New ice cores retrieved from the Taylor Glacier (Antarctica) blue ice area contain ice and air spanning the Marine Isotope Stage (MIS) 5/4 transition, a period of global cooling and ice sheet expansion. Chronologies were determined for the ice and air bubbles in the new ice cores by visually matching variations in gas and ice phase tracers to preexisting ice core records. The chronologies reveal an ice age gas age difference (Δage) approaching 10 ka during MIS 4, implying very low snow accumulation in the Taylor Glacier accumulation zone. A revised chronology for the analogous section of the Taylor Dome ice core (84 to 55 ka), located to the south of the Taylor Glacier accumulation zone, shows that Δage did not exceed 3 ka. The difference in Δ age between the two records during MIS 4 is similar magnitude but opposite direction of what is observed at the last glacial maximum. This relationship implies that a spatial gradient in snow accumulation existed across the Taylor Dome region during MIS 4 that was oriented in the opposite direction of the accumulation gradient during the last glacial maximum.
An enduring problem in paleoclimatology is to mechanistically explain the full 80 ppm change in atmospheric CO₂ concentration that accompanied glacial-interglacial climate cycles in the past. A record of the stable isotopic composition of atmospheric CO₂ (δ¹³ C-CO₂) was developed that spans the interval 74- 59.5 ka, including the period of global cooling and ice sheet growth known as the marine isotope stage (MIS) 5/4 transition. The interval contains small (~ 10 ppm) variability in CO₂ concentration associated with Dangaard-Oeschger (DO) event 19, the 40 ppm drop in CO₂ across the MIS 5/4 transition, and the 35 ppm rise in CO₂ associated with the MIS 4/3 transition. The δ¹³ C-CO₂ record reveals large and fast changes at specific time intervals, implying that different carbon cycle mechanisms controlled the atmospheric CO₂ concentration at distinct times. The isotope data are generally consistent with proxy data in suggesting that the marine carbon cycle evolved toward more efficient nutrient utilization and carbon storage in the deep ocean during MIS 4. Model experiments suggest that the biological pump may not be the only mechanism responsible for lowering atmospheric CO₂, possibly implicating changes in Southern Ocean air-sea gas exchange and/or the extent of Antarctic sea ice. Large depletions in δ¹³ C-CO₂ observed in the new data, including an enigmatic decrease in δ¹³ C-CCO₂ of - 0.8 ‰ at the MIS 4/3 transition, may highlight times when carbon was transferred from the terrestrial biosphere to the atmospheric and oceanic reservoirs.
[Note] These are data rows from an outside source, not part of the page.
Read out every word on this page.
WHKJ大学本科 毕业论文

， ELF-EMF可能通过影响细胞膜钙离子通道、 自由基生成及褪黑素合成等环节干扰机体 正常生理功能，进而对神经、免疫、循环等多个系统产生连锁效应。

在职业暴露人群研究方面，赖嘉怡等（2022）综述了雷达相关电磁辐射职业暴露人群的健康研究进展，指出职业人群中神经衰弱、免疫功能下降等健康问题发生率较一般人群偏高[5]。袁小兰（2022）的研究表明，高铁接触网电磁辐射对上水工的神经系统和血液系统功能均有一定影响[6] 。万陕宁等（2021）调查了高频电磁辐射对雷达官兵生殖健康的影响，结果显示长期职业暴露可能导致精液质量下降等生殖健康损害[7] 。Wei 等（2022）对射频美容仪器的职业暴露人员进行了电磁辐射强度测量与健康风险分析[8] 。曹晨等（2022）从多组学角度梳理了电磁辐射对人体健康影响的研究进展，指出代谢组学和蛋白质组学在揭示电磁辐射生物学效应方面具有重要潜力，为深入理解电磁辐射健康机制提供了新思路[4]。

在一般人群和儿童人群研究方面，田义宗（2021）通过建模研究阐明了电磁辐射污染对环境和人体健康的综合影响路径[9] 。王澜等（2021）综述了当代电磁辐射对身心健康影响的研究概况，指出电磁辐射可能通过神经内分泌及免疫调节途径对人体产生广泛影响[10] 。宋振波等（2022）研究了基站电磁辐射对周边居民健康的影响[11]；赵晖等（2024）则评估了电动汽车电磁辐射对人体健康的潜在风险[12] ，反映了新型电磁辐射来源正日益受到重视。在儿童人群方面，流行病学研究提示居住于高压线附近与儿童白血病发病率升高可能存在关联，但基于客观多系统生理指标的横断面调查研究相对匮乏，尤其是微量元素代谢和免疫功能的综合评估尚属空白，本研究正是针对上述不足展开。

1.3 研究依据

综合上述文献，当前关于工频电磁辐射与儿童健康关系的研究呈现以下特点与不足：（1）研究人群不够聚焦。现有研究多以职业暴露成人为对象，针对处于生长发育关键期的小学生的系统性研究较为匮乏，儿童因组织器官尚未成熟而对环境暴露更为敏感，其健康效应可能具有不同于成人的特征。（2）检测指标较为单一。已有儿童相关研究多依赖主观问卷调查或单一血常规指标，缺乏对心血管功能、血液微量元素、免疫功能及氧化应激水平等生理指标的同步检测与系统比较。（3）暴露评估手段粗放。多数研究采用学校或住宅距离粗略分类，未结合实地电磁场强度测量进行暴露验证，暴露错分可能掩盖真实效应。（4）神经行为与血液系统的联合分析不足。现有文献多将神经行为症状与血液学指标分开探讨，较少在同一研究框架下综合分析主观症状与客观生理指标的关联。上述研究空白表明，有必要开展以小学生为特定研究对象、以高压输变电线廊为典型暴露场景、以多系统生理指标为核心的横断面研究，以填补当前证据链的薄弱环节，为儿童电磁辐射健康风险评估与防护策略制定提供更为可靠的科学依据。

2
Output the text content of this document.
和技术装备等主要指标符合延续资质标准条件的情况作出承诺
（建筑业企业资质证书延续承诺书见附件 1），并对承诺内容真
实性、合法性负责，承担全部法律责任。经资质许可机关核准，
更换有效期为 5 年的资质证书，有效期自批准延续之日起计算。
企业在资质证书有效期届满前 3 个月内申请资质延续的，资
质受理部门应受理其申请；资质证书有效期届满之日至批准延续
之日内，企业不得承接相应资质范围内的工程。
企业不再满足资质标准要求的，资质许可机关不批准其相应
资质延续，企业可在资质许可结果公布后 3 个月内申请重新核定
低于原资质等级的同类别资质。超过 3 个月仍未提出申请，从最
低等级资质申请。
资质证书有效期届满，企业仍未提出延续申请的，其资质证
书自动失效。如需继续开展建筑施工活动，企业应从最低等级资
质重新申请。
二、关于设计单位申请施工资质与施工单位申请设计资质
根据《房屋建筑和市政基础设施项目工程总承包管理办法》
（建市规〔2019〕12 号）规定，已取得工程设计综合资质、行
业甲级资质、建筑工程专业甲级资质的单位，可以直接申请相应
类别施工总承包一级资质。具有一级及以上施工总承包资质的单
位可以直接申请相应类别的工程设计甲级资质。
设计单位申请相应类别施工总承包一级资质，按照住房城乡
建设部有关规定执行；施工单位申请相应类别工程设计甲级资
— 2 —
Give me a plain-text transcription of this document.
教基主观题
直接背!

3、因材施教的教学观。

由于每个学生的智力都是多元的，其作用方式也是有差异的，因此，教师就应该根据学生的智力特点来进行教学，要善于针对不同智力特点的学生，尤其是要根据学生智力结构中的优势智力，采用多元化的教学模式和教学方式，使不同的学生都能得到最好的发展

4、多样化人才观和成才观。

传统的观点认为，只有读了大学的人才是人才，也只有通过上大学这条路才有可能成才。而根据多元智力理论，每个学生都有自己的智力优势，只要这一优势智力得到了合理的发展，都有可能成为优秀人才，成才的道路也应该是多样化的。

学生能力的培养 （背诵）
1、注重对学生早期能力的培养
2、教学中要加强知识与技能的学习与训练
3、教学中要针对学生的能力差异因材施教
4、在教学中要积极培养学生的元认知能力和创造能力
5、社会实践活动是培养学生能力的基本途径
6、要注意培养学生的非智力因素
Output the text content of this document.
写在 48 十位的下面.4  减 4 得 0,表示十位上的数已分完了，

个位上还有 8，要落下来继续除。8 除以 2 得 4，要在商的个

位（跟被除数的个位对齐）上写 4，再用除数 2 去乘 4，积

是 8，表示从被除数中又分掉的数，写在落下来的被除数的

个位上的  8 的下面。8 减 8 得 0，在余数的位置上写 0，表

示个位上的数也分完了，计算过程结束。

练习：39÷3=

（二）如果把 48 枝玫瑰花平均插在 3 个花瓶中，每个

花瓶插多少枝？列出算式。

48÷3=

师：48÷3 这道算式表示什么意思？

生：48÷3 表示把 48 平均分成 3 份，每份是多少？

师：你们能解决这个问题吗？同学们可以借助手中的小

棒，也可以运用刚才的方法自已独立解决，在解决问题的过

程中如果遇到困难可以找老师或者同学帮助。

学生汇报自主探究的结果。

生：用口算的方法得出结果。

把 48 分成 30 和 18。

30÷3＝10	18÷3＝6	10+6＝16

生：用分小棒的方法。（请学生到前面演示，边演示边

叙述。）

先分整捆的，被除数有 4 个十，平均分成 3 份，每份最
Glacial-interglacial cycles in N₂O concentration have received far less scientific attention than CO₂, but they signify a strong coupling between climate and natural N₂O emissions that is presently poorly understood. High-resolution records of the stable isotopic composition of N₂O (δ¹⁵ N-N₂O and δ¹⁸ O-N₂O) were developed from a new Taylor Glacier ice core spanning the interval 74-59.5 ka. The interval includes a 40 ppb rise in N₂O concentration associated with DO 19, a 60 ppb decrease across the MIS 5/4 transition, and a 50 ppb increase at the onset of the MIS 4/3 transition. The new isotope data reveal large changes (1.65 ‰ for δ¹⁵ N-N₂O and 3.4 ‰ for δ¹⁸ O-N₂O) associated with the N₂O concentration variations that occurred at DO 19. The isotopic composition of N₂O also changed significantly across the MIS 4/3 transition (1.4 ‰ for δ¹⁵ N-N₂O and 2.3 ‰ for δ¹⁸ O-N₂O). The new data were used to reconstruct marine versus terrestrial N₂O emissions histories. Both terrestrial and marine sources were approximately equally responsible for controlling atmospheric N₂O through most of the onset of the last glacial period, and marine emissions dominated the rapid N₂O increase observed at the MIS 4/3 transition. The relative dominance of marine versus terrestrial N₂O sources provides insight into (and fuels speculation about) how global climate changes impacted nitrogen cycling in the past.
Menking, J.A., 2019. Stable isotope constraints on carbon dioxide and nitrous oxide variations at the onset of the last glacial period: New ice cores from Taylor Glacier, Antarctica, CEOAS. Oregon State University.